Luis Alexander Rubio Bernardes, que ficou conhecido como o garçom Alex no programa de Jô Soares, lamentou a morte do apresentado. Ele compartilhou uma foto dos dois juntos, com um emoji “chorando”.

Alex e Jô Soares (Foto: Reprodução/Instagram)

A imagem era de uma publicação de março de 2021 de Alex, em que ele lembrava um pouco de sua carreira ao lado de Jô, com quem protagonizou muitos momentos divertidos na TV ao servir bebidas aos entrevistados. “Para quem não lembra de mim, sou Alex. Trabalhei no programa do Sr. Jô Soares durante 27 anos como garçom, eu servia café, água e refrigerante para os convidados… E para os mais ‘nervosinhos’ dava algumas bebidas mais fortes”, brincou o ex-garçom.

“Então, tive que me aperfeiçoar e aprender sobre drinks nacionais e internacionais… Foi aí que me apaixonei por esse fascinante mundo dos drinques”, completou na época Alex, que atualmente tem um canal no YouTube, onde ensina a fazer drinques diversos.

APOSENTADORIA

Foto postada por Jô em seu Twitter já depois de sua aposentadoria.

Após deixar a principal emissora do país , desde então, Jô vivia uma vida reclusa no bairro luxuoso do Higienópolis, na capital paulista, fazendo raríssimas aparições pública.

Seus maiores sucessos foram na Globo, no início da década de 1980, onde ele estava à frente do humorístico conceituado “Viva o Gordo” (1981-1987), onde trouxe inúmeros personagens cômicos de sucesso ao público, como o divertido Capitão Gay.

No “Jornal da Globo”, entre 1983 a 1987, Jô Soares foi um grande comentarista sobre a cultura brasileira. No entanto, a proposta de Silvio Santos chegou a ele para ingressar para o elenco do SBT. No canal, ele teve o mesmo formato de seus quadros humorísticos com o “Veja o Gordo” (1988-1990).

Diverso, um dos artistas mais completos que o país já concebeu, Jô deum uma virada em sua vida quando propôs um talk-show, ao estilo dos programas de entrevistas americanos, ao patrão Silvio Santos. Diariamente, Jô Soares encarou o desafio do “Jô Soares Onze e Meia”, se tornando um sucesso tão estrondoso, que terminou por ser convidado de volta à Globo como
apresentador do “Programa do Jô”.

Na Globo era sucesso absoluto após as novelas. No local comandou seus programas de entrevistas por mais de 28 anos ininterruptos e se tornou uma grande referência
do formato.

Após aposentar-se, em 2017 Jô falou à Veja pela primeira vez sobre sua saída da TV. “Estava na hora. Conversei com o Carlos Henrique Schroder, diretor-geral da Globo e disse: ‘Eu não tenho mais o mesmo prazer que eu tinha’. Ele respondeu: ‘Quanto tempo você acha que precisa para terminar o programa, para ele não cair de uma forma melancólica?’. Demos dois anos. Terminei e foi um alívio”, disse, completando estar realizado.

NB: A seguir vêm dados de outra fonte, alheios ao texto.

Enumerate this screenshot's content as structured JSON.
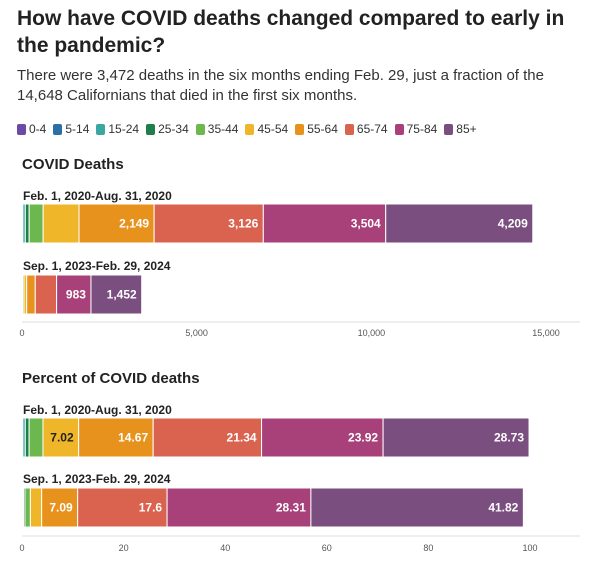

Na mesma entrevista, apesar do que a mídia afirmava, Jô disse que tinha uma ótima relação com a emissora na qual se consagrou: “Minha relação com eles é ótima. Sou amigo do Roberto Irineu, quando ele ainda era o Robertinho. A gente jantava toda semana juntos. A Vanessa Pina, dos Recursos Humanos, veio aqui, ano passado, e disse: ‘Vamos fazer o seguinte: vamos fazer uma coisa assim de dois anos você ganhando…’. Eu falei: ‘Não, não quero mais nada’. Mas meus amigos sugeriram de propor um ano de contrato sabático, como as grandes empresas. Claro, ganhando menos, mas fazendo menos”, afirmou, na época à Veja.